In post-heat treatment samples, strength reduces due to thermal recovery [52] and recrystallization. At low-temperature heat treatment, thermal recovery dominates and recrystallization occurs. This forms new, strain-free grains and these processes lower the material’s yield and tensile strengths. For instance, the tensile strength dropped from 330 MPa in DCT-24 to 294 MPa in DCT + HT-24 after post heat treatment due to thermal recovery and recrystallization.

Although deep cryogenic treatment (DCT) alone can improve properties such as hardness and wear resistance, it does not fully stabilize these enhancements, as the absence of subsequent heat treatment can limit the formation and retention of refined microstructures whereas combining DCT with heat treatment (DCT + HT) homogeneous distribution of low-angle grain boundaries and dislocation structures, relieves internal stresses, and ultimately ensures long-term mechanical [53] and electrical performance [38].

5. Conclusions

This study investigated the effects of deep cryogenic treatment (DCT) on the mechanical, tribological, microstructural, and electrical properties of copper. The results established that cryogenic treatment significantly influenced the properties like hardness, tensile strength, wear resistance, grain structure, and electron mobility.

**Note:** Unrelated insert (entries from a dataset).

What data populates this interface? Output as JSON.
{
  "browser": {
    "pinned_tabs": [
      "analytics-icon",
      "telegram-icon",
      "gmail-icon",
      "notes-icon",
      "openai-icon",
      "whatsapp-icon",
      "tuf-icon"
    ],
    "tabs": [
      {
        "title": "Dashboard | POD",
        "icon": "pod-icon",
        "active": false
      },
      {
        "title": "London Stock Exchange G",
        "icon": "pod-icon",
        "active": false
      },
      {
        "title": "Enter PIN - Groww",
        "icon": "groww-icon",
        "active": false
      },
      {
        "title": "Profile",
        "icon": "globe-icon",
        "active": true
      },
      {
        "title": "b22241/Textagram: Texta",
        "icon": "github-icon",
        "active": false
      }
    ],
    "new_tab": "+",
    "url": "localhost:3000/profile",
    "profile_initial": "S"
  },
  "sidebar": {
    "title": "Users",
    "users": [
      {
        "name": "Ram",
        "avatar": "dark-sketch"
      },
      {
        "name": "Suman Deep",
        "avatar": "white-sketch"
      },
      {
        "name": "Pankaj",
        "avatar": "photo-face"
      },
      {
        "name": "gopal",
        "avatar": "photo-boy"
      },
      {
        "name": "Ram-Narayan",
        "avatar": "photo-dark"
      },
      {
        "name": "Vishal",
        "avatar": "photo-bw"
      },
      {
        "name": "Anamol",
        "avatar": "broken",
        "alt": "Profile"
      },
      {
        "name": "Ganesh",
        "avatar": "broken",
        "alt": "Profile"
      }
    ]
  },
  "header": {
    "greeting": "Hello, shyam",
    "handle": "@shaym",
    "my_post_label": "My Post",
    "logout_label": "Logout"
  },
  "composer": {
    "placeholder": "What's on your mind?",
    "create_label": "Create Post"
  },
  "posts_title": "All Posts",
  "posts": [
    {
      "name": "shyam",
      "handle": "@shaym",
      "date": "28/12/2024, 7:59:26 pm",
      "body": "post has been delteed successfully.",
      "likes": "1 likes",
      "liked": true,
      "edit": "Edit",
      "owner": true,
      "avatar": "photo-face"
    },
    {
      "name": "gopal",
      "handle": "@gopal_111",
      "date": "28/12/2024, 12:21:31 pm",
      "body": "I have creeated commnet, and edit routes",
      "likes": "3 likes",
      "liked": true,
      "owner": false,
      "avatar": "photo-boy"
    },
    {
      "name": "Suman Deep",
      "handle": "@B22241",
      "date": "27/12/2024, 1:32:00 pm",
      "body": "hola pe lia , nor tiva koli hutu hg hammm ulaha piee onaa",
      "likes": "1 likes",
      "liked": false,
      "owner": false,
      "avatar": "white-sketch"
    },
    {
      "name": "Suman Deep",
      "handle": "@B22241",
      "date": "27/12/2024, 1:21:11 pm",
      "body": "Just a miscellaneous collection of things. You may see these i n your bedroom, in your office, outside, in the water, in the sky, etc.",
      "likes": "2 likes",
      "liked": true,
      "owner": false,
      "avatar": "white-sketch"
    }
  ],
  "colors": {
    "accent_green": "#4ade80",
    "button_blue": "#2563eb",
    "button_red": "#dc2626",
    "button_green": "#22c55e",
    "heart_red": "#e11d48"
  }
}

The best soaking duration is found to be 18 h, beyond which mechanical properties began to reduce due to grain coarsening and thermal recovery effect. From the investigation the following results are inferred:

• The tensile strength increased by 14.72% to 343 MPa in the DCT-18 specimen, compared to untreated pure copper (299 MPa). However, DCT-24 exhibited a slightly lower strength of 330 MPa, while post-heat-treated samples DCT + HT-18 and DCT + HT-24 showed tensile strengths of 330 MPa and 294 MPa, respectively. The reduction in strength in post heat-treated is attributed to grain coarsening and thermal recovery mechanisms.
• Prolonged soaking for 24 h led to a reduction in microstrain and a decline in strength relative to the 18 h of soaking, although certain properties remained superior to those of untreated copper. This reduction is attributed to recovery processes during heat treatment, which lowers the dislocation density and promotes grain coarsening, resulting in reduced strength and hardness.
• Hardness peaked at 149 HV for the DCT + HT-18 specimen due to refined grain structures and increased dislocation density.
• Wear resistance improved significantly, with a 32% reduction in specific wear rate in the DCT-treated samples, attributed to grain refinement and enhanced hardness.
• DCT + HT-18 improves mechanical properties due to structural distortion, while DCT + HT-24 optimizes electrical conductivity through enhanced lattice regularity.
• Microstructural observations (SEM–EBSD) confirmed that DCT + HT led to increased low-angle grain boundaries and reduced lattice distortion, supporting improvements in electrical behavior.
• From the microstructural analysis, DCTH-18 exhibited a reduction in crystallite size and an increase in low-angle grain boundaries (LAGBs) compared to pure copper, whereas DCT + HT-24 showed an increase in both crystallite size and LAGB fraction relative to the untreated condition.
• After cryogenic treatment, spot diffraction patterns were observed in DCT + HT-18 and DCT + HT-24, showing notable angular variations and lattice strain.
• Raman spectroscopy revealed that DCT + HT-24 exhibited higher intensity and narrower peaks compared to pure copper, indicating improved crystallinity and reduced internal strain.

Therefore, the role of heat treatment should be considered for specific application. For structural applications prioritizing strength and wear resistance, DCT alone is effective. For multifunctional applications requiring more hardness or enhanced electrical performance, DCT + HT becomes helpful. Future studies could explore copper alloys and should investigate alternative cryogenic processing conditions for further enhancement.